In the years 1942 to 1944 Jakobovits participated in a discussion regarding the renovation of the Old New Synagogue (Czech: Staronová synagoga; German: Altneu-Synagoge), also called the Altneuschul, situated in Josefov, Prague, which was Europe's oldest active synagogue and transforming it to be part of the museum. He demanded that anything that was connected to the synagogue had to be removed. In 1943, he participated in the writing of a guidebook to the central Jewish museum and in this work he described the history of the synagogues in which was located the Jewish museum. Jakobovits maintained an optimistic attitude regarding the fate of the Jews who were deported by the Nazis to camps in the east and expressed his hope that the purpose of the museum would be to preserve the Jewish items during the war and until these items would be returned to their rightful owners and the Jewish communities throughout Europe.

Tobias and Bertha Jakobovits were deported to Auschwitz on 27 October 1944 and were murdered there on 29 October 1944. Their sons moved to The Land of Israel (Mandatory Palestine) in the 1930s and their progeny are living today in Israel.
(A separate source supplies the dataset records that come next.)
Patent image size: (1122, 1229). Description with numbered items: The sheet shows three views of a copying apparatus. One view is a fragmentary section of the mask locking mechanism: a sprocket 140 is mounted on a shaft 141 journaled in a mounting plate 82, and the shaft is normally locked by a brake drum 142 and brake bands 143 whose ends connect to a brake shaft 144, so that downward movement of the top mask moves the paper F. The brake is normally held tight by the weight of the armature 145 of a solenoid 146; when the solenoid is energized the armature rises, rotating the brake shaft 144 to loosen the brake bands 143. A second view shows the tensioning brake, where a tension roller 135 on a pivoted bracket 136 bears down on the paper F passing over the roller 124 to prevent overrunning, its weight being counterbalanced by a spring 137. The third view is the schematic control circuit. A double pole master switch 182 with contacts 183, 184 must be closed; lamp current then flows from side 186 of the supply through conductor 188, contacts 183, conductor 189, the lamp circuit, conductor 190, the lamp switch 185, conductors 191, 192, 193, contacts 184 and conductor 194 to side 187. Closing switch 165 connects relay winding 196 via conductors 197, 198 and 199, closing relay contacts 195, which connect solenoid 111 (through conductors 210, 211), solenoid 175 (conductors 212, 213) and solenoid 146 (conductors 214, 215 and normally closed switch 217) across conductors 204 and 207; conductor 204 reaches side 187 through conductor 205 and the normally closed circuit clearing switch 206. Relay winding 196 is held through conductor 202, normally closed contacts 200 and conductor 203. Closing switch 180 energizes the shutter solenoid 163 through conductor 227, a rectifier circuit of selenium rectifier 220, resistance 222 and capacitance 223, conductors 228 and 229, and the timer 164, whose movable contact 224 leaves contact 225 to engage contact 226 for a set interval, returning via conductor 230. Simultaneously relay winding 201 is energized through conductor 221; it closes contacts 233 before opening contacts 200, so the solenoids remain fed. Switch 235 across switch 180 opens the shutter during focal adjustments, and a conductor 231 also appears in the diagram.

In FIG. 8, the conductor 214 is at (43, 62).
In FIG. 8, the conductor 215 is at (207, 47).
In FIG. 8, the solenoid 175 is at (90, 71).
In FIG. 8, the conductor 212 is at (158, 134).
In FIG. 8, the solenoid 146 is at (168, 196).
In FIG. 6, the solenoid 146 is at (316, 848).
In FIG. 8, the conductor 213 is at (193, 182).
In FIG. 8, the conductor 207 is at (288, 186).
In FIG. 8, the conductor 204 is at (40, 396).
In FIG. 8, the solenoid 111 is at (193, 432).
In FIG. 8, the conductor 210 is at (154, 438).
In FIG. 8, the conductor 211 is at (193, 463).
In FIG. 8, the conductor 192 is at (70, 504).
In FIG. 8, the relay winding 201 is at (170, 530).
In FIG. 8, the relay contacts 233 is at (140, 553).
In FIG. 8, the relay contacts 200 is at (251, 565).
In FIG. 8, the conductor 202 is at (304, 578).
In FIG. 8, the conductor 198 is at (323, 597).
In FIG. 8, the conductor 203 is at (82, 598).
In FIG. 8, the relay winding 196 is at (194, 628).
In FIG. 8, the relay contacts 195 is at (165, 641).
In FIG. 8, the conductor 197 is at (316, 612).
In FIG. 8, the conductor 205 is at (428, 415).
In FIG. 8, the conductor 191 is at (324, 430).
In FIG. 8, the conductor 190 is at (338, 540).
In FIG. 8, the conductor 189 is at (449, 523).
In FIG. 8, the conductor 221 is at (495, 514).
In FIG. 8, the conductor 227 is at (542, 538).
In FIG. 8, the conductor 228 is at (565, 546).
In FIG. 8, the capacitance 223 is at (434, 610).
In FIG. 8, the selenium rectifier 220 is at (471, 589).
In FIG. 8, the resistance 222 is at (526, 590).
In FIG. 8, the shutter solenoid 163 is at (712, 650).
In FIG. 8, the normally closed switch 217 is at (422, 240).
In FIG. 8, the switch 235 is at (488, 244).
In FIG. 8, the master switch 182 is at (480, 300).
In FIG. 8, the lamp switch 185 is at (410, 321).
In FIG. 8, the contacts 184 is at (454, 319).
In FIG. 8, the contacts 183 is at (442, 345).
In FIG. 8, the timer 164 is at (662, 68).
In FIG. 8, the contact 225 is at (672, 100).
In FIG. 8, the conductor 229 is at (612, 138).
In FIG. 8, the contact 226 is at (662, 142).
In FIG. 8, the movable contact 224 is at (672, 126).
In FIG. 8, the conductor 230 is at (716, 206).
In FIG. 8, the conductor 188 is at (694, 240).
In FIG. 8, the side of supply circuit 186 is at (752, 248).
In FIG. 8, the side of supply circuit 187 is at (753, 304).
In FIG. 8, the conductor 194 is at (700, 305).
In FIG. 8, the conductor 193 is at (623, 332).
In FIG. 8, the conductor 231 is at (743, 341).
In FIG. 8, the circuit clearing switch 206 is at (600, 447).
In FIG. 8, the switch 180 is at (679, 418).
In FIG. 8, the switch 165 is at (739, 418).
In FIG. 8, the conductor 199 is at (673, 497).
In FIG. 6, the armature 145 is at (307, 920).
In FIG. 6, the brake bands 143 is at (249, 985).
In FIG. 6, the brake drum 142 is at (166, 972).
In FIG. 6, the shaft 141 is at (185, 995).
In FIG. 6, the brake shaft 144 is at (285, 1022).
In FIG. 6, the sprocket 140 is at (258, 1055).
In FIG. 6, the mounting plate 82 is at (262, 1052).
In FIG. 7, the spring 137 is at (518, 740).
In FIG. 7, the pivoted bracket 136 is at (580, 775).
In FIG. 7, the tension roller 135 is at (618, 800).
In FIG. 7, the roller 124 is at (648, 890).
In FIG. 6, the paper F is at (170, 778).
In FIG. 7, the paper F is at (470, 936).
== His research and writings ==
As an historian, Jakobovits performed research about the Jews of Europe in general and, specifically, about the Jews in Czechoslovakia and Bohemia. His research was published in a number of books that were mostly published within the framework of The Yearbook of the Historical Society of Czech Jews and the magazine The Monthly Scientific History of the Jews.

=== Books ===
- Dějiny vzniku knihovny náboženské obce v Praze – 1927
- Entstehungsgeschichte der Bibliothek der israelitischen Kultusgemeinde in Prag – 1927
- Die Judenabzeichen in Böhmen – 1931
- Die Erlebnisse des Oberrabbiners Simon Spira-Wedeles in Prag, 1640–1679 – 1932
- Jüdisches gemeindeleben in kolin 1938

=== Articles ===
- Die Jüdischen Zünfte in Prag – 1936
- Das Prager und böhmische Landesrabbinat Ende des siebzehnten und Anfang des achtzehnten Jahrhunderts – 1933
- Die Brandkatastrophe in Nachod und die Austreibung der Juden aus Böhm.-Skalitz, 1663–1705 – 1938
- Der alte jüdische Friedhof in Prag: ein Führer durch den Friedhof und seine wichtigsten Denkwürdigkeiten aus dem XIV.-XIX published by the Jewish Museum 1960.